I’m sure I am not the only one with this burning.  No, guys, it’s not desire – sorry.  It’s the hell bent effort of my hormonal system trying to prove the phenomenon of spontaneous combustion.  I’m sure it will give proof one of these days.  The fire officials will find a heap of ashes in the shape of a menopausal woman.

It starts with my scalp and face….I feel just a bit of warmth, tingling, perspiration begin.  I swipe at my face.  I despise sweating and yet I am proficient at it during these moments.  My head starts to kindle.  My scalp feels like it will surely burn off each and every hair like a million fuses set to blow the dynamite that is surely embedded in my skull, because its follicles surely could not survive the coming hellfire.

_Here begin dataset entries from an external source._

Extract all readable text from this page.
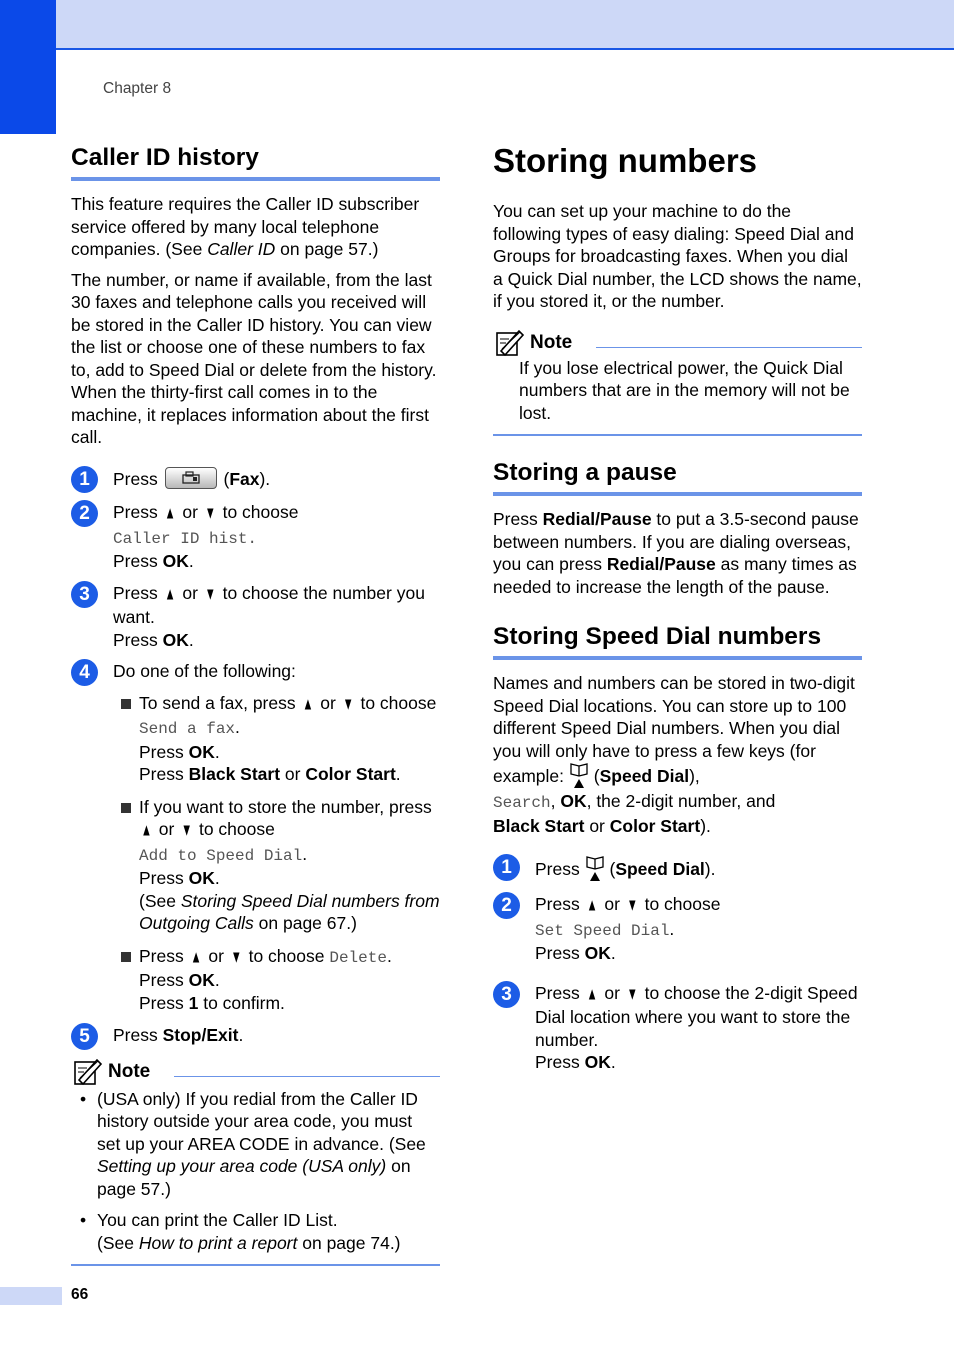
Chapter 8
Caller ID history

This feature requires the Caller ID subscriber service offered by many local telephone companies. (See Caller ID on page 57.)

The number, or name if available, from the last 30 faxes and telephone calls you received will be stored in the Caller ID history. You can view the list or choose one of these numbers to fax to, add to Speed Dial or delete from the history. When the thirty-first call comes in to the machine, it replaces information about the first call.

1	Press	(Fax).
2	Press ▲ or ▼ to choose
Caller ID hist.
Press OK.
3	Press ▲ or ▼ to choose the number you want.
Press OK.
4	Do one of the following:
To send a fax, press ▲ or ▼ to choose
Send a fax.
Press OK.
Press Black Start or Color Start.
If you want to store the number, press ▲ or ▼ to choose
Add to Speed Dial.
Press OK.
(See Storing Speed Dial numbers from Outgoing Calls on page 67.)
Press ▲ or ▼ to choose Delete.
Press OK.
Press 1 to confirm.
5	Press Stop/Exit.
Note
• (USA only) If you redial from the Caller ID history outside your area code, you must set up your AREA CODE in advance. (See Setting up your area code (USA only) on page 57.)
• You can print the Caller ID List.
(See How to print a report on page 74.)
Storing numbers

You can set up your machine to do the following types of easy dialing: Speed Dial and Groups for broadcasting faxes. When you dial a Quick Dial number, the LCD shows the name, if you stored it, or the number.

Note

If you lose electrical power, the Quick Dial numbers that are in the memory will not be lost.

Storing a pause

Press Redial/Pause to put a 3.5-second pause between numbers. If you are dialing overseas, you can press Redial/Pause as many times as needed to increase the length of the pause.

Storing Speed Dial numbers

Names and numbers can be stored in two-digit Speed Dial locations. You can store up to 100 different Speed Dial numbers. When you dial you will only have to press a few keys (for example:  (Speed Dial),
Search, OK, the 2-digit number, and
Black Start or Color Start).

1	Press  (Speed Dial).
2	Press ▲ or ▼ to choose
Set Speed Dial.
Press OK.
3	Press ▲ or ▼ to choose the 2-digit Speed Dial location where you want to store the number.
Press OK.
66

Then it spreads.  Uh, oh.  Now I know I’m doomed.  My entire back begins to burn and now I know there will be no redemption from this slow, excrutiatingly painful fire across my body.  Of course, when I’m sleeping and this happens – I can wander the house like a ghost, not bothering anyone and certainly not facing anyone.

Then there’s the times that I’m out and about, running errands, and trying to get work done.  I stand at the counter of the post office, trying to get some packages taken care of, and suddenly it begins.  I cannot explain to the person taking my packages, my money, watching me strangely as I fan myself and sweat like I was putting out a fire on my skin……Oh!  Wait!  That’s it!!  That’s exactly what my body must think its doing: Putting out the fire.  In private, that’s just fine.  In public, I feel like some kind of freak.

I’m wiping my brow, pulling back my hair, which is now soaked like I had just gotten out of the shower, and I stand there and assess the person I’m dealing with to see if they will “get it” if I say, “I’m having a hotflash”.  Sometimes I do say it.  Occasionally, when I do, there is an instant recognition in the person’s face and they respond similarly.  More often, I think I must seem suspicious.  Like I’m nervous.  Of course, it does make me a bit nervous….in fact, downright anxiety-ridden one time when I was standing in front of an audience, interpreting, and suddenly a half-hour or so into the show…..BURN baby BURN!  Oh god.  It was awful.  I could not cool down, I could not swipe at my brow and interpret at the same time, I became a distracted, forehead-dripping, disaster of a professional interpreter.  Those are the types of moments where I wish I could hide in a hole somewhere – at least it might be cooler there.

I don’t interpret any longer, I’m retired to care for our small children.  But, those late night sweat fests of the not-so-fun kind are apparenty here to stay.  I feel sure we could bottle that heat and use it for clean energy, no?  Well, maybe not.